Le budget de l’Éducation augmente de + 0,78 milliard d’euros. L’enseignement scolaire voit ses crédits passer de 51 milliards en 2018 à 52 milliards. Le ministère de l’Éducation nationale rend 1 800 postes mais le budget 2019 anticipe une hausse des effectifs du 1er degré pour poursuivre et achever le dédoublement des classes de CP et de CE1 des écoles des réseaux d’éducation prioritaire.

Les crédits du ministère de l’Intérieur enregistrent une augmentation de 1,65% en raison, notamment, de l’augmentation de 40% du programme "intégration et accès à la nationalité française". Les centres de rétention administrative des étrangers en situation irrégulière bénéficieront en 2019 d’un plan d’investissement.

Parmi les principaux contributeurs figurent les ministères économiques et financiers. La réorganisation progressive de l’administration fiscale est censée générer de substantielles économies grâce à des fermetures d’agences et la fin de l’accueil sans rendez-vous dans les trésoreries. Le ministère de l’action et des comptes publics rendra 1 947 emplois et celui de l’économie, 280.

Les dotations aux collectivités locales

Le montant de la dotation globale de fonctionnement (DGF) est stabilisé par rapport à 2018 et atteint 26,9 milliards d’euros.

La dotation globale d’équipement des départements est transformée en une dotation de soutien à l’investissement dédiée aux départements qui atteint 212 millions d’euros.

La dotation d’intercommunalité est réformée par l’introduction d’un critère de revenu des habitants pour sa répartition.

Le projet de loi de financement de la sécurité sociale pour 2019 (www.vie-publique.fr)

Pour la première fois depuis 2001, le budget de la Sécurité sociale est en excédent de 700 millions d’euros.

Avec un Objectif national de dépenses d’assurance maladie (Ondam) relevé de 2,3 à 2,5%, le gouvernement fait le choix de renforcer l’effort d’investissement dans la santé à travers le plan “Ma santé 2022” présenté le 18 septembre 2018 par le président de la République. Cinq chantiers ont été définis : la qualité et la pertinence des soins, les modes de financement et de régulation, le virage numérique, la formation et la qualité de vie au travail des professionnels de santé et enfin l’organisation territoriale des soins.

Dans le cadre de l’Ondam 2019, l’assurance maladie devra réaliser 3,8 milliards d’euros d’économies. Ces économies devront se réaliser sur les prix des médicaments, les arrêts de travail et la chirurgie "ambulatoire", entre autres.

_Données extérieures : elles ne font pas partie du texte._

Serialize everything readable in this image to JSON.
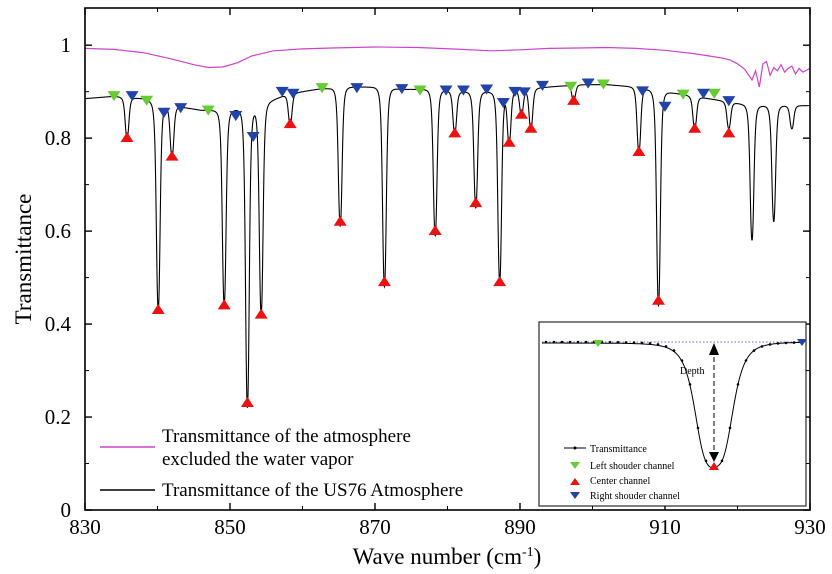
{
  "chart_data": {
    "type": "line",
    "title": "",
    "xlabel": "Wave number (cm",
    "xlabel_sup": "-1",
    "xlabel_close": ")",
    "ylabel": "Transmittance",
    "xlim": [
      830,
      930
    ],
    "ylim": [
      0,
      1.08
    ],
    "xticks": [
      830,
      850,
      870,
      890,
      910,
      930
    ],
    "xtick_labels": [
      "830",
      "850",
      "870",
      "890",
      "910",
      "930"
    ],
    "yticks": [
      0,
      0.2,
      0.4,
      0.6,
      0.8,
      1
    ],
    "ytick_labels": [
      "0",
      "0.2",
      "0.4",
      "0.6",
      "0.8",
      "1"
    ],
    "grid": false,
    "legend_position": "bottom-left",
    "series": [
      {
        "name": "Transmittance of the atmosphere excluded the water vapor",
        "legend_lines": [
          "Transmittance of the atmosphere",
          "excluded the water vapor"
        ],
        "color": "#cc44cc",
        "x": [
          830,
          834,
          838,
          842,
          845,
          847,
          849,
          851,
          853,
          856,
          860,
          864,
          870,
          876,
          882,
          886,
          890,
          894,
          898,
          902,
          906,
          910,
          914,
          916,
          918,
          919,
          920,
          921,
          922,
          922.5,
          923,
          923.5,
          924,
          924.5,
          925,
          925.5,
          926,
          926.5,
          927,
          927.5,
          928,
          928.5,
          929,
          930
        ],
        "y": [
          0.993,
          0.991,
          0.984,
          0.97,
          0.958,
          0.952,
          0.953,
          0.962,
          0.977,
          0.988,
          0.992,
          0.994,
          0.996,
          0.995,
          0.991,
          0.988,
          0.99,
          0.993,
          0.994,
          0.995,
          0.993,
          0.989,
          0.982,
          0.977,
          0.972,
          0.968,
          0.96,
          0.948,
          0.925,
          0.945,
          0.91,
          0.96,
          0.965,
          0.935,
          0.952,
          0.945,
          0.958,
          0.942,
          0.95,
          0.955,
          0.938,
          0.95,
          0.942,
          0.95
        ]
      },
      {
        "name": "Transmittance of the US76 Atmosphere",
        "legend_lines": [
          "Transmittance of the US76 Atmosphere"
        ],
        "color": "#000000",
        "baseline": [
          [
            830,
            0.885
          ],
          [
            834,
            0.89
          ],
          [
            838,
            0.885
          ],
          [
            842,
            0.87
          ],
          [
            846,
            0.86
          ],
          [
            850,
            0.86
          ],
          [
            854,
            0.87
          ],
          [
            858,
            0.895
          ],
          [
            862,
            0.905
          ],
          [
            866,
            0.91
          ],
          [
            870,
            0.91
          ],
          [
            874,
            0.905
          ],
          [
            878,
            0.905
          ],
          [
            882,
            0.9
          ],
          [
            886,
            0.9
          ],
          [
            890,
            0.905
          ],
          [
            894,
            0.91
          ],
          [
            898,
            0.915
          ],
          [
            902,
            0.915
          ],
          [
            906,
            0.91
          ],
          [
            910,
            0.9
          ],
          [
            914,
            0.89
          ],
          [
            918,
            0.88
          ],
          [
            922,
            0.87
          ],
          [
            926,
            0.87
          ],
          [
            930,
            0.87
          ]
        ],
        "lines": [
          [
            835.8,
            0.8
          ],
          [
            840.1,
            0.43
          ],
          [
            842.0,
            0.76
          ],
          [
            849.2,
            0.44
          ],
          [
            852.4,
            0.22
          ],
          [
            854.3,
            0.42
          ],
          [
            858.3,
            0.83
          ],
          [
            865.2,
            0.61
          ],
          [
            871.3,
            0.48
          ],
          [
            878.3,
            0.59
          ],
          [
            881.0,
            0.81
          ],
          [
            883.9,
            0.65
          ],
          [
            887.2,
            0.49
          ],
          [
            888.5,
            0.79
          ],
          [
            890.2,
            0.85
          ],
          [
            891.5,
            0.82
          ],
          [
            897.4,
            0.88
          ],
          [
            906.4,
            0.77
          ],
          [
            909.1,
            0.44
          ],
          [
            914.1,
            0.82
          ],
          [
            918.8,
            0.82
          ],
          [
            922.0,
            0.58
          ],
          [
            925.0,
            0.62
          ],
          [
            927.5,
            0.82
          ]
        ]
      }
    ],
    "markers": {
      "center": {
        "name": "Center channel",
        "color": "#ee1111",
        "points": [
          [
            835.8,
            0.8
          ],
          [
            840.1,
            0.43
          ],
          [
            842.0,
            0.76
          ],
          [
            849.2,
            0.44
          ],
          [
            852.4,
            0.23
          ],
          [
            854.3,
            0.42
          ],
          [
            858.3,
            0.83
          ],
          [
            865.2,
            0.62
          ],
          [
            871.3,
            0.49
          ],
          [
            878.3,
            0.6
          ],
          [
            881.0,
            0.81
          ],
          [
            883.9,
            0.66
          ],
          [
            887.2,
            0.49
          ],
          [
            888.5,
            0.79
          ],
          [
            890.2,
            0.85
          ],
          [
            891.5,
            0.82
          ],
          [
            897.4,
            0.88
          ],
          [
            906.4,
            0.77
          ],
          [
            909.1,
            0.45
          ],
          [
            914.1,
            0.82
          ],
          [
            918.8,
            0.81
          ]
        ]
      },
      "left": {
        "name": "Left shoulder channel",
        "color": "#66cc33",
        "points": [
          [
            834.0,
            0.888
          ],
          [
            838.5,
            0.878
          ],
          [
            847.0,
            0.857
          ],
          [
            862.7,
            0.905
          ],
          [
            876.2,
            0.9
          ],
          [
            897.0,
            0.908
          ],
          [
            901.5,
            0.913
          ],
          [
            912.5,
            0.891
          ],
          [
            916.8,
            0.893
          ]
        ]
      },
      "right": {
        "name": "Right shoulder channel",
        "color": "#2244aa",
        "points": [
          [
            836.5,
            0.888
          ],
          [
            840.9,
            0.852
          ],
          [
            843.2,
            0.862
          ],
          [
            850.8,
            0.845
          ],
          [
            853.2,
            0.8
          ],
          [
            857.2,
            0.897
          ],
          [
            858.7,
            0.893
          ],
          [
            867.5,
            0.905
          ],
          [
            873.7,
            0.903
          ],
          [
            879.8,
            0.9
          ],
          [
            882.2,
            0.9
          ],
          [
            885.4,
            0.902
          ],
          [
            887.7,
            0.873
          ],
          [
            889.3,
            0.897
          ],
          [
            890.6,
            0.896
          ],
          [
            893.1,
            0.91
          ],
          [
            899.4,
            0.915
          ],
          [
            906.9,
            0.898
          ],
          [
            910.0,
            0.865
          ],
          [
            915.3,
            0.893
          ],
          [
            918.8,
            0.877
          ]
        ]
      }
    },
    "inset": {
      "legend": [
        "Transmittance",
        "Left shouder channel",
        "Center channel",
        "Right shouder channel"
      ],
      "annotation": "Depth"
    }
  }
}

Les mesures nouvelles pour 2019

Outre l’exonération des cotisations salariales dues au titre de la rémunération des heures supplémentaires et l’instauration, à compter du 1er janvier 2019, d’une année blanche de cotisations sociales pour tous les créateurs et repreneurs d’entreprises, sous condition de ressources, sont prévus :

• La mise en place du "reste à charge zéro", c’est-à-dire le remboursement intégral par la Sécurité sociale et les complémentaires de certaines lunettes, prothèses dentaires et auditives ;

• Le financement de postes d’infirmier de nuit et des actions de prévention dans les établissements d’hébergement pour personnes âgées dépendantes (Ehpad) ;

• La majoration du complément mode de garde pour les familles ayant un enfant en situation de handicap et la prolongation du complément mode de garde à taux plein jusqu’à l’entrée à l’école maternelle ;

• La prolongation du congé maternité pour les travailleuses indépendantes et les exploitantes agricoles.